尼曼-匹克病C型(NP-C)是一种罕见的常染色体隐性神经退行性疾病,由NPC1或NPC2基因突变引起。由于体征/症状的非特异性和异质性,NP-C的诊断仍然具有挑战性。本研究评估了血浆壳三糖苷酶(ChT)和趋化因子(C-C基序)配体18(CCL18)/肺及活化调节趋化因子(PARC)联合NP-C怀疑指数(NP-C SI)在指导疑似NP-C患者进行确诊实验室检测中的作用。
在一项前瞻性观察队列研究中,结合对NP-C SI评分的回顾性测定,对来自51个西班牙医疗中心的两组不相关患者(两组均为n = 118)采用了两种不同的诊断方法进行研究。从2010年1月至2012年4月(第1阶段),有≥2种NP-C临床体征/症状的患者被视为“疑似NP-C”病例,并对NPC1/NPC2进行测序,同时评估血浆壳三糖苷酶(ChT)、CCL18/PARC和鞘磷脂酶水平。基于第1阶段的研究结果,在2012年5月至2014年4月的第二组患者中(第2阶段)测定血浆ChT和CCL18/PARC以及NP-C SI预测评分,仅对ChT升高和/或CCL18/PARC升高和/或NP-C SI≥70的患者进行NPC1和NPC2测序。在所有可能的NP-C基因突变患者中进行了荧光素染色和7-酮胆固醇(7-KC)测量。

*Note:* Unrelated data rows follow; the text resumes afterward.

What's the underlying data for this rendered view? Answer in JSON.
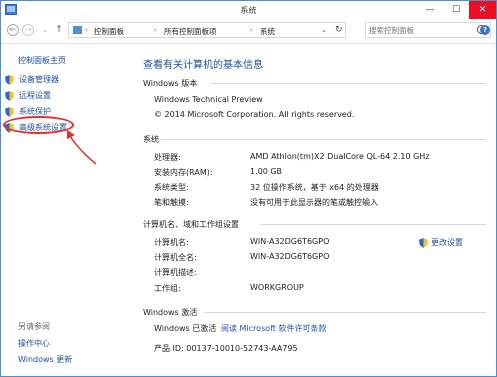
{
  "window": {
    "title": "系统",
    "min_glyph": "—",
    "max_glyph": "☐",
    "close_glyph": "✕"
  },
  "nav": {
    "back_glyph": "←",
    "forward_glyph": "→",
    "down_glyph": "⌄",
    "up_glyph": "↑",
    "breadcrumbs": [
      "控制面板",
      "所有控制面板项",
      "系统"
    ],
    "separator": "›",
    "addr_dropdown": "⌄",
    "refresh_glyph": "↻",
    "search_placeholder": "搜索控制面板"
  },
  "help_glyph": "?",
  "sidebar": {
    "home": "控制面板主页",
    "items": [
      {
        "label": "设备管理器",
        "icon": "shield-icon"
      },
      {
        "label": "远程设置",
        "icon": "shield-icon"
      },
      {
        "label": "系统保护",
        "icon": "shield-icon"
      },
      {
        "label": "高级系统设置",
        "icon": "shield-icon"
      }
    ],
    "see_also": "另请参阅",
    "links": [
      "操作中心",
      "Windows 更新"
    ]
  },
  "main": {
    "heading": "查看有关计算机的基本信息",
    "edition": {
      "section": "Windows 版本",
      "name": "Windows Technical Preview",
      "copyright": "© 2014 Microsoft Corporation. All rights reserved."
    },
    "system": {
      "section": "系统",
      "rows": [
        {
          "key": "处理器:",
          "value": "AMD Athlon(tm)X2 DualCore QL-64   2.10 GHz"
        },
        {
          "key": "安装内存(RAM):",
          "value": "1.00 GB"
        },
        {
          "key": "系统类型:",
          "value": "32 位操作系统，基于 x64 的处理器"
        },
        {
          "key": "笔和触摸:",
          "value": "没有可用于此显示器的笔或触控输入"
        }
      ]
    },
    "computer": {
      "section": "计算机名、域和工作组设置",
      "rows": [
        {
          "key": "计算机名:",
          "value": "WIN-A32DG6T6GPO"
        },
        {
          "key": "计算机全名:",
          "value": "WIN-A32DG6T6GPO"
        },
        {
          "key": "计算机描述:",
          "value": ""
        },
        {
          "key": "工作组:",
          "value": "WORKGROUP"
        }
      ],
      "change_label": "更改设置"
    },
    "activation": {
      "section": "Windows 激活",
      "status": "Windows 已激活",
      "terms_link": "阅读 Microsoft 软件许可条款",
      "product_id": "产品 ID: 00137-10010-52743-AA795"
    }
  },
  "colors": {
    "link": "#1e4fa3",
    "annotation": "#e53030",
    "close": "#e81123"
  }
}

在第1阶段和第2阶段,共有10/236(4%)的患者基于基因测序确诊为NP-C(每个阶段5/118 [4.2%]):所有这些患者都有两个致病性NPC1突变。总体而言,在8/236(3%)的患者中检测到单个突变的NPC1等位基因。荧光素染色阳性结果包括三种经典和五种变异生化表型。未检测到NPC二世突变。所有NPC1突变患者的ChT活性均较高、CCL18/PARC浓度较高和/或NP-C SI评分≥70。所有有两个NPC1突变的患者以及大多数有单个突变的患者的血浆7-KC均高于对照临界值。家族研究又发现了3例NP-C患者。
这种方法对于没有质谱分析设备、因此无法使用其他NP-C生物标志物进行诊断的实验室可能非常有用。